If A is an Idempotent matrix then, is $A^r\forall r\in \Bbb R$ also an idempotent matrix? Question1: If A is an Idempotent matrix then, is $A^r\forall r\in \Bbb R$ also an idempotent matrix?
The purpose of asking this question is actually regarding the following question .
Question 2: Prove that there exist no continuous function such that- $$f:[0,1]\to\{A\in\Bbb M_{2\times 2}(\Bbb R)| A^²=A\}$$ and $f(0)=0,f(1)=I_{2\times2}$ .
My Attempt: (Although I have no idea of what is meant by continuity for such matrix related functions?  I tried this way )
Since , $A^2=A\implies f(x)=A=A^½=A^¼=A^⅛=... =A^\frac{1}{2n}\forall n\in \Bbb N$ . Hence , $f(x)=A=\lim_{n\to \infty} A^\frac{1}{2n}= A^0=I_{2\times2} $. So $f(x)=I_{2\times2}\forall x\in [0,1]$ . Hence $f(0)\neq 0$ . So such function mentioned in Question 2 doesn't exist.
But later I realized can I really write the statement that is ..$``A^2=A\implies f(x)=A=A^½=A^¼=A^⅛=... =A^\frac{1}{2n}\forall n\in \Bbb N"$ . Now it is possible if $\text{A is idempotent} \implies A^½ $is also Idempotent.  That's why and to make it generalized from ½ to any real number r I have asked the question ,if A is an Idempotent matrix then, is $A^r\forall r\in \Bbb R$ also an idempotent matrix?
If my approach is wrong to the Question 2 please suggest an approach.
 A: Defining $A^r$ for any real $r$ is going to be a problem here, and it is also unnecessary.
Note that, for any idempotent matrix $A$ we have $\det(A)=\det(A^2)=\det(A)^2$ so $\det(A)=0$ or $\det(A)=1$. Also, with a reasonable definition of continuity, the map $A\mapsto\det(A)$ is continuous.
This means, if there was a continuous map $f:[0,1]\to M_2(\mathbb R)$ which only takes idempotent matrices as values, and maps $0$ to $0$ and $1$ to $I$, you could compose it with the map $\det$ and you would get a continuous map
$$\det\circ f: [0,1]\to\{0, 1\}$$
which additionally maps $0$ to $\det 0=0$ and $1$ to $\det I=1$. This is impossible due to $[0,1]$ being connected.
A: I'd suggest using the trace, which is a continuous function of the matrix's entries.  This is necessarily a natural number because it gives the rank of an idempotent matrix (I give a very simple proof in the post-script here:  If $PP^*=P^*P$ and $P^2=P$ then show that $P^*=P$)

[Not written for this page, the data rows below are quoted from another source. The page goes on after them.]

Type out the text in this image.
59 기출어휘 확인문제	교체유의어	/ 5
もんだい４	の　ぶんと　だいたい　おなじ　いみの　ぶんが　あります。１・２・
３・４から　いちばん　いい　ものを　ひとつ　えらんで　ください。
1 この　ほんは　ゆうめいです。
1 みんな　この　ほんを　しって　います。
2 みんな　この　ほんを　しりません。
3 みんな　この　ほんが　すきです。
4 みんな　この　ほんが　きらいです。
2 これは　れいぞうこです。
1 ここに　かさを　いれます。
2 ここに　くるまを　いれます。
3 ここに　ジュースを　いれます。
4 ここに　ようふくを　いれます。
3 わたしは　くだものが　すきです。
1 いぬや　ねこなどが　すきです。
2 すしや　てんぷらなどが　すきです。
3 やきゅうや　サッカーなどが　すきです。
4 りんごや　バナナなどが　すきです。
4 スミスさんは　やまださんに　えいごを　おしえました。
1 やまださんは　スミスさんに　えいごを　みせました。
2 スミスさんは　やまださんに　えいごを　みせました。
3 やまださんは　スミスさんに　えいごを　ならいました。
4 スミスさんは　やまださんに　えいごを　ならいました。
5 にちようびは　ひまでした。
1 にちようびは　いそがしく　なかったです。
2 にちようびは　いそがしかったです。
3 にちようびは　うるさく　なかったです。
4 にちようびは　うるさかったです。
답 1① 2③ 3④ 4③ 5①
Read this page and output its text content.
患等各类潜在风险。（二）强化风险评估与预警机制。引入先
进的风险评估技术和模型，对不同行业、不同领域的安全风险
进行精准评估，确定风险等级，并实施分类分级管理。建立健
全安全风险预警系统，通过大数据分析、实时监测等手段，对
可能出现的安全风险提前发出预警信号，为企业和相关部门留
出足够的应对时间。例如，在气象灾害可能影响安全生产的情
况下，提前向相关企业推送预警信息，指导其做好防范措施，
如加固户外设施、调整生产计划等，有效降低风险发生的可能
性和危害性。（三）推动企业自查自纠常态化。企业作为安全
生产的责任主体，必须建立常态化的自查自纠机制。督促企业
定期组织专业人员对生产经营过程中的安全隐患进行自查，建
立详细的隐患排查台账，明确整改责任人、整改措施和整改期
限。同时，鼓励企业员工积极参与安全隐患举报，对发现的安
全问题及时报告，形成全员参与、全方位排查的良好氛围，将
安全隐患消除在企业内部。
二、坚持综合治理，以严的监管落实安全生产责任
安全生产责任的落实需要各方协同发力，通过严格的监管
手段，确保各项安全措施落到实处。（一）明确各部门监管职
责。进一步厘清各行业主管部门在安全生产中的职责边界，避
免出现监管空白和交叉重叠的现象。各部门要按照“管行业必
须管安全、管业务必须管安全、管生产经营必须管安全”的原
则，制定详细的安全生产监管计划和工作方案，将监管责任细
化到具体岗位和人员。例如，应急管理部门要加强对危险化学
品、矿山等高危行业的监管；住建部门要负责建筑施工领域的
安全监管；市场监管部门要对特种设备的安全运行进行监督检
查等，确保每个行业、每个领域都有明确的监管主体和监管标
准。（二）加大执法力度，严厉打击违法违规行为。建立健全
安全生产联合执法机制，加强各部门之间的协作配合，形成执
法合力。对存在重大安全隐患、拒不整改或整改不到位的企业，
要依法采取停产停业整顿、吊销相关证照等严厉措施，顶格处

Thus compose  $\text{trace}\circ f$ and you have have continuous function that is integer valued, hence constant.
Thus $0=\text{rank}\big(f(0\big) = \text{rank}\big(f(1)\big)=n$
which is a contradiction.
This is a finer viewpoint than using the determinant since it also allows you to consider path connectivity claims with respect to singular idempotent matrices.
A: A third answer in the same vein:
Let $\|\cdot\|$ by any submultiplicative norm on $M_{2\times 2}(\Bbb{R})$. Then if $A^2 = A \ne 0$, we have
$$\|A\| = \|A^2\| \le \|A\|^2 \implies \|A\| \ge 1.$$
Therefore if such a function $f$ would exist, the composition $$\|f(\cdot)\| : [0,1] \to \{0\} \cup [1,+\infty\rangle$$ would be a continuous function such that $\|f(0)\| = 0$ and $\|f(1)\| \ge 1$ which contradicts connectedness of $[0,1]$.